A Certificate of Merger (LLC-9) shall be executed and acknowledged with original signatures of all the managers (or a lesser
number as provided in the Articles of Organization or the Operating Agreement), and by each constituent foreign limited liability
company and other business entity by those persons required to execute the Certificate of Merger (LLC-9) by the laws under
which the constituent foreign limited liability company or other business entity is formed. Section 1113(g) requires two officers of
a surviving or disappearing corporation to sign the Certificate of Merger (LLC-9).
If the Certificate of Merger (LLC-9) is signed by entity, the person signing for the entity must note the exact entity name, his/her
name, and his/her position/title.
If the Certificate of Merger (LLC-9) is signed by a trust, the Certificate must be signed by a trustee as follows:
________, trustee for __________trust (including the date of the trust, if applicable). Example: Mary Todd, trustee of the Lincoln
Family Trust (U/T/A 5/1/94).
If the surviving entity is a foreign limited liability company in a merger in which a domestic corporation is a disappearing other business
entity, a copy of the agreement of merger and attachments pursuant to Section 1113(g)(1) must be filed at the same time as filing the
Certificate of Merger (LLC-9).
If the surviving entity is a foreign limited liability company or foreign other business entity, the surviving entity shall file with the Secretary
of State (1) an agreement that it may be served in this state in a proceeding for the enforcement of an obligation of any constituent entity
and in a proceeding to enforce the rights of any holder of a dissenting interest or dissenting shares in a constituent domestic limited
liability company or domestic other business entity (Section 17555(g)(1); (2) an irrevocable appointment of the Secretary of State as its
agent for service of process, and an address to which process may be forwarded (Section 17555(g)(2); and (3) agreement that it will
promptly pay the holder of any dissenting interest or dissenting share in a constituent domestic limited liability company or domestic
other business entity the amount to which that person is entitled under California law (Section 17555(g)(3)) .

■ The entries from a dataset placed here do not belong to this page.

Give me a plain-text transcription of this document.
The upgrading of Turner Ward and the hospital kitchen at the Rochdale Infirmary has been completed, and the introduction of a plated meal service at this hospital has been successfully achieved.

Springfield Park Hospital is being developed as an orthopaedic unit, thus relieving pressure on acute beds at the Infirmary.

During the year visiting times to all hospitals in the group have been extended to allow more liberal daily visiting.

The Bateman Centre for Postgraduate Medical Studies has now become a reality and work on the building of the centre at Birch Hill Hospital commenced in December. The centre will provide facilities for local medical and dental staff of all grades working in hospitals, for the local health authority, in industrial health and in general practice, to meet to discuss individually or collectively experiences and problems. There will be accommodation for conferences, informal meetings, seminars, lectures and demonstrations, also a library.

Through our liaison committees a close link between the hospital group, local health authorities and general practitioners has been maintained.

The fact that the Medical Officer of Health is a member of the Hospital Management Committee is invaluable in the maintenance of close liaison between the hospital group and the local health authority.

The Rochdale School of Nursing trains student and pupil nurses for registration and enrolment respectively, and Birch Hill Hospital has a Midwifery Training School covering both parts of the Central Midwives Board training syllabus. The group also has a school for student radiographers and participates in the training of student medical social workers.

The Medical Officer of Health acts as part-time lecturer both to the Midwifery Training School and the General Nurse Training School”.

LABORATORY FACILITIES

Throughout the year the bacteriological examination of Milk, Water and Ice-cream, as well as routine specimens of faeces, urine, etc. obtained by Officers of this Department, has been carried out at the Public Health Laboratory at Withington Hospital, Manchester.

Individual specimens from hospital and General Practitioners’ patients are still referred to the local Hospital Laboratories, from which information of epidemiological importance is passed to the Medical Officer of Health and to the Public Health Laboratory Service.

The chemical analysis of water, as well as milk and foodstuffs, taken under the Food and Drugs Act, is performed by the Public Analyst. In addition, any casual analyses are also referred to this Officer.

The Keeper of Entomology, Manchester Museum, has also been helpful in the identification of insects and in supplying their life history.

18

Each disappearing entity that is taxed pursuant to the Bank and Corporation Tax Law must file a certificate of satisfaction issued by the
Franchise Tax Board indicating that all taxes imposed by that law have been paid or secured before filing a Certificate of Merger (LLC-9).
If a disappearing other business entity is a foreign corporation qualified to transact intrastate business in California, a certificate of
satisfaction from the Franchise Tax Board pursuant to Section 23334 of the Revenue and Taxation Code must be filed with the
Certificate of Merger (LLC-9). By filing the Certificate of Merger (LLC-9), the foreign corporation will automatically surrender its right to
transact intrastate business in California.
Statutory provisions can be found in Section 17552 and 1113(g) of the California Corporations Code, unless otherwise indicated.